その当時、実際の災害現場や避難所などでインタビューする調査手法は初めての経験でした。実践研究として目の前の人の声を聞く重要度を肌で感じたことを覚えています。また、研究を積み重ねるにつれて、知見を得るだけでなく、地域の特色や町を知ることの面白さも感じるようになっていきました。神戸、東京、新潟などの避難所や自主防災組織への聞き取り調査では、それぞれの地域の様子が浮かび上がってきたことが印象に残っています。

日常と災害の接点を追究し、多くの人に伝えて防災意識の維持・向上に寄与

――研究の魅力を教えてください。

災害時や災害後、そして防災という視点で、人々の心や行動に災害がどのような影響をもたらすかを調べていくうちに、災害と日常は表裏一体だと思うようになりました。日常生活や身近な関心とは真逆の事象を研究テーマにしていながら、災害と日常がいかにつながるのかを探究するのが魅力の一つです。

皆さんも、災害時の備蓄をしていらっしゃるかと思います。普段は気にかけないものなので、気づくと食品や飲料の消費期限が切れていたり、懐中電灯が使えなくなっていたりという経験はありませんか。それではせっかくの備蓄も意味をなしません。食品や飲料の備蓄品は日頃から消費しつつ、次の備蓄をストックするよう心がけるなど、災害への意識が日常の一部に自然に入っていないと、防災意識を維持することは難しいのです。研究を通じて、日常と災害の接点を多くの方に理解してもらい、防災意識の維持、向上につなげていきたいです。

――研究のアウトプットはどのように行っていますか。

現在研究している防災教育プログラムの開発とその効果については、コロナ禍になる直前に大妻女子大学の教職員を対象にした防災訓練の中で広域災害における避難所運営訓練プログラム(STEP)を実施、検討しました。都心にある千代田キャンパス、郊外にある多摩キャンパスそれぞれで行い、各キャンパス特有の避難所問題を作成し、効果測定を行って比較。キャンパスが避難所になった時に起こりうるトラブルについては、事務職員の方に協力いただき、解決法を考えてもらいました。今はコロナ禍で一時中断していますが、再開したら検討を進める予定です。実践的に研究を進め、どんな災害にも対応できるような汎用プログラムの開発を続けていきます。

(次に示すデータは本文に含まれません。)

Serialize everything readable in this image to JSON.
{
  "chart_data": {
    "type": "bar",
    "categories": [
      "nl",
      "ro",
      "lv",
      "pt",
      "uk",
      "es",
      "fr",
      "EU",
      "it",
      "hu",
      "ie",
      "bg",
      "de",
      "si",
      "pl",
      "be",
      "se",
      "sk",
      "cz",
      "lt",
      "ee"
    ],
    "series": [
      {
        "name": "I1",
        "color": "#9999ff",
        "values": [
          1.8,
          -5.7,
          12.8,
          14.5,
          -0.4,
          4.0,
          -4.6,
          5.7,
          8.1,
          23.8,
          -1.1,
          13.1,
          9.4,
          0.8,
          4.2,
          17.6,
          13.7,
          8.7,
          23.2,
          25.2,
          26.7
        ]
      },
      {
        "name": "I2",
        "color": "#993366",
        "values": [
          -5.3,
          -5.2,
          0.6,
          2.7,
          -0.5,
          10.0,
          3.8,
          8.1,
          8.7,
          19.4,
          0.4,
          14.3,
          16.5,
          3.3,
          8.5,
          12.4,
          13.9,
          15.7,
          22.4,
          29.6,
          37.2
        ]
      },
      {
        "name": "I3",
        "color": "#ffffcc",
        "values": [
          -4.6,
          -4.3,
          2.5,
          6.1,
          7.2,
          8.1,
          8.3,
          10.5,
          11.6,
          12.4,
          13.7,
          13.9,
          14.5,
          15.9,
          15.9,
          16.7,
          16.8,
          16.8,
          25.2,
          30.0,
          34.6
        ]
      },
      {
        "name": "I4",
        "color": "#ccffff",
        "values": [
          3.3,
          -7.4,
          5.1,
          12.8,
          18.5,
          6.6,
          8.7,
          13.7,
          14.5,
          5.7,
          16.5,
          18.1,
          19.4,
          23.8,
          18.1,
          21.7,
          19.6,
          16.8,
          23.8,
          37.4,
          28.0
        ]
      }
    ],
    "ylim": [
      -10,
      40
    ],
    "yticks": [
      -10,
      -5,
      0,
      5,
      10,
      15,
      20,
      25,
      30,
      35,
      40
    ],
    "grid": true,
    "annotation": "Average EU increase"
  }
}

災害心理学を学べる、日本では数少ない大学。ユニークな学びは強みになる

――ゼミの学生たちも防災に関する知識を体験的に学んでいます。

私の研究では、誰もが大事だと思っていることを実際に体験してみることを大切にしています。学生たちは、防災食の食べ比べをしたり、ペットボトルでランタンを手作りし、災害時でも身近なもので楽しく過ごせる工夫を考えたりしています。そして、心理学の学びを応用して、実際にどのぐらい役立つかという評価を行い、見える化します。また、学生たちが学んだ専門知識やスキルを一般に広く伝え、活用してもらうために、地域の方々と交流しながら防災意識を高める地域連携プロジェクトへの取り組みも7年目を迎えました。「住み続けられるまちづくりを」というSDGsへの取り組みを、地域防災の側面から行っています。

――災害心理学を学ぶ面白さを教えてください。

幅広い分野にわたる心理学の学びの一つが災害心理学です。どちらかというと工学的な研究に近いものがありますが、防災や減災をテーマにした研究はさまざまな領域で行われているので、ほかの領域に隣接した学際的な学びを得られます。また、多様な災害への対応を学び、危機管理能力や臨機応変な対応力を身に付けることもできます。
高校生の皆さんは、自分では気づいていないけれど、既に防災に関する強みを持っている場合があります。それは、皆さんが学校で経験してきた避難訓練です。地震や洪水など災害の多い地域では、想像以上に具体的で実践的な訓練を実施しています。そこに住んでいる人にとっては当たり前のことでも、他の地域の参考になることが多いので、さまざまな地域からの学生が集まるゼミで話してもらい、地域ごとの比較を行って学びにつなげています。大妻女子大学は、災害時にキャンパスが避難所や帰宅困難者支援施設として利用される可能性のある大学。自分ごととして取り組める環境の中で、心理学の新しい分野を学ぶ面白さを感じられると思います。


――今後の研究の意気込みを教えてください。

ユニークなことを学ぶのは、自分の強みになります。私自身、心理学を専攻し、災害心理学を研究テーマに選んだのは、人と違うことをやってみたいと思ったから。誰もが必要だと思いつつ、その気持ちが続きにくい防災意識。そんな研究対象を、誰もが程よい熱量で意識し続けられるべく、情熱を持って研究していきたいです。